Victoria Tobolsky Dissertation Defense: "Energy Allocation to Adolescent Skeletal Growth: Impacts of Insulin and Physical Activity"

Date: 

Friday, April 30, 2021, 9:00am to 10:00am

Location: 

Virtual

"Energy Allocation to Adolescent Skeletal Growth: Impacts of Insulin and Physical Activity"

Victoria Tobolsky, Ph.D. Candidate, Department of Human Evolutionary Biology

Friday, April 30, 9:00-10:00 am EST

Please RSVP to Mallory McCoy for the zoom link & password (mmccoy@fas.harvard.edu). 

 

Abstract:

Life history theory predicts that organisms allocate energy to maximize reproductive success. Adolescence is characterized by a trade-off in energy allocation between skeletal growth and reproductive capacity, but the hormonal mechanisms regulating this trade-off are not well understood.
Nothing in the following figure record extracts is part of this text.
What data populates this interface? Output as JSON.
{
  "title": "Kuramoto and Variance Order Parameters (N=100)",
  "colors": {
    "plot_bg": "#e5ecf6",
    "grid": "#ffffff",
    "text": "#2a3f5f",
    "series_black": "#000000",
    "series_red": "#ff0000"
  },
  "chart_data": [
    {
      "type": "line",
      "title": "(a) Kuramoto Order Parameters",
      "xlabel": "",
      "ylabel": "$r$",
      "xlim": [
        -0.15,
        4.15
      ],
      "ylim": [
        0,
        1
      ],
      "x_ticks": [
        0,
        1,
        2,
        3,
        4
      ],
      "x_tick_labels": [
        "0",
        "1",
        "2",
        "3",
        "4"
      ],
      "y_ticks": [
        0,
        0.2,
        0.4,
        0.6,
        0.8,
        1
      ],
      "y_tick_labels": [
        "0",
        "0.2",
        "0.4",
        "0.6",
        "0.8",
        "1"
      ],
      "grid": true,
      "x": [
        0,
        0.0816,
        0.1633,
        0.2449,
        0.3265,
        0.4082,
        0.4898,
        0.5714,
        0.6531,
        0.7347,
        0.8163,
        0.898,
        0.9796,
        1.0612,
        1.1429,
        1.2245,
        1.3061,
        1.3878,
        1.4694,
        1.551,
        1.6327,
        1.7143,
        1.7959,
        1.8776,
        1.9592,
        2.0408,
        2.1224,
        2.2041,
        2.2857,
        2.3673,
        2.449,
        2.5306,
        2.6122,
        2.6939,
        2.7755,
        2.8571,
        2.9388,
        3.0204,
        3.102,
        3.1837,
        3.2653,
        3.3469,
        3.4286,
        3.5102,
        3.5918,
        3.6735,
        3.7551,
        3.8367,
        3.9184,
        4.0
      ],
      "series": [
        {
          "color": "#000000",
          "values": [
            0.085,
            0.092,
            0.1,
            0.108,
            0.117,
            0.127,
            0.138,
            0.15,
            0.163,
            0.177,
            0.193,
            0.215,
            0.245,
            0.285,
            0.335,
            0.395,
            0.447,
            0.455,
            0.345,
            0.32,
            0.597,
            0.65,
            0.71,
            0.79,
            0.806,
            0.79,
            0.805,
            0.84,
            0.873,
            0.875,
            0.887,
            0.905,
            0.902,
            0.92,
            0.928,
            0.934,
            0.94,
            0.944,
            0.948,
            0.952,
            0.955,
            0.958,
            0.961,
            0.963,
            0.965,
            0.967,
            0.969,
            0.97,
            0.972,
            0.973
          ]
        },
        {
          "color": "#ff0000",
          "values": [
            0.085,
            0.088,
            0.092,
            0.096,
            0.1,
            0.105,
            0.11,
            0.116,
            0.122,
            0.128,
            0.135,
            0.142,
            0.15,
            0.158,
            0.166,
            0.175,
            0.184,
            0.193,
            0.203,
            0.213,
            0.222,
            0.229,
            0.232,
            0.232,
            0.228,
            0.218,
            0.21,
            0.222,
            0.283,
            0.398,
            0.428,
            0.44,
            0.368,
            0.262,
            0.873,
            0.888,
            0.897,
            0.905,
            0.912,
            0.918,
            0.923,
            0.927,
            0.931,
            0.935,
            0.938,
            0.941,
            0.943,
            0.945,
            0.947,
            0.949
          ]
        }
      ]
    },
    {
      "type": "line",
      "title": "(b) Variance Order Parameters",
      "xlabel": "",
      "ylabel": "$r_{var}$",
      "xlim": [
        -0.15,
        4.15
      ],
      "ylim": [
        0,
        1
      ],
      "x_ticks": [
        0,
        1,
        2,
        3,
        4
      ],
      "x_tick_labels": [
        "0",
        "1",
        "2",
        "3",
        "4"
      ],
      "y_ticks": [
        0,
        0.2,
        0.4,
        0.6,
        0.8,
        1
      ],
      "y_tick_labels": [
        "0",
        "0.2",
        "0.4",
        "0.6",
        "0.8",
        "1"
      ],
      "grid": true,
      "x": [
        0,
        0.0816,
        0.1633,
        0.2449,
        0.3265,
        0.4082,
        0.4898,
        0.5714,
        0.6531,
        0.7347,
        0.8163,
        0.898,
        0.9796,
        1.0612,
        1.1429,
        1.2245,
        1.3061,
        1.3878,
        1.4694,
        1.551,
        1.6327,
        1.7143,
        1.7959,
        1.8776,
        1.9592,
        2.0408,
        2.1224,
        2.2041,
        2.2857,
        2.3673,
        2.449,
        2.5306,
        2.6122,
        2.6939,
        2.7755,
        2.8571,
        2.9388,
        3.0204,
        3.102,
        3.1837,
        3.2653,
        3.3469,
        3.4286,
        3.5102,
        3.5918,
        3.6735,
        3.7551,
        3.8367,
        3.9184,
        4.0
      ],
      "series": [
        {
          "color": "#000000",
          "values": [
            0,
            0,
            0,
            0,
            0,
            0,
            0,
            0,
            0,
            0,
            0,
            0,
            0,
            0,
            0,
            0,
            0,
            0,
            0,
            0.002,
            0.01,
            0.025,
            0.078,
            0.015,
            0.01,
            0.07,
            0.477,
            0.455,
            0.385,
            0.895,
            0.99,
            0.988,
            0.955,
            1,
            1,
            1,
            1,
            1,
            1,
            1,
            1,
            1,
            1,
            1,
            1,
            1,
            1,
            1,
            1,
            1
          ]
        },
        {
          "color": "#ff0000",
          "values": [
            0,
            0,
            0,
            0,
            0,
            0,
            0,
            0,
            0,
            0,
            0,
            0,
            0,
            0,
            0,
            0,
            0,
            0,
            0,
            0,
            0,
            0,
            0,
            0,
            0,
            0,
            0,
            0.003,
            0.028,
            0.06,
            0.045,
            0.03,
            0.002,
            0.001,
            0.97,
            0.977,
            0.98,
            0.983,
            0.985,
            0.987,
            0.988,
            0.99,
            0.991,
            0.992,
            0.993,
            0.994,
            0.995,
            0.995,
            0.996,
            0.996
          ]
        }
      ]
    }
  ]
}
Insulin, one of the body’s most potent anabolic agents, has previously been implicated as a potential modulator of trade-offs in adolescence as evident from data that children go through a transient period of high insulin levels during puberty that coincides with the greatest gains in linear growth, as well as from evidence that insulin resistance associated with obesity and/or physical inactivity disrupts the normal patterning and tempo of adolescent growth. Here, I test the association between insulin and adolescent growth in three ways. Chapter I utilizes a natural experiment to test the association between insulin and linear growth gains in rural versus urban communities from western Kenya that differ in physical activity levels. Chapter II utilizes a mouse model to experimentally test whether insulin sensitivity in the growth plate responds to diet-induced obesity. Chapter III uses a retrospective clinical analysis to explore the effects of exercise in regulating bone mineral accrual and bone fragility during adolescence by utilizing a different natural experiment: polycystic ovary syndrome (PCOS). PCOS is characterized by dysregulated insulin and is associated with poor bone outcomes in young, lean women. I provide evidence that insulin contributes to linear skeletal growth during adolescence and that insulin insensitivity can arise in the growth plate as one potential mechanism of disrupted growth. In addition, exercise may act to buffer the skeleton from deleterious consequences of PCOS and dysregulated insulin signaling. Together, these three studies provide an integrated picture of the role of insulin in regulating skeletal energy allocation during adolescence and how insulin signaling may be promoted or impaired through the mediation of physical activity.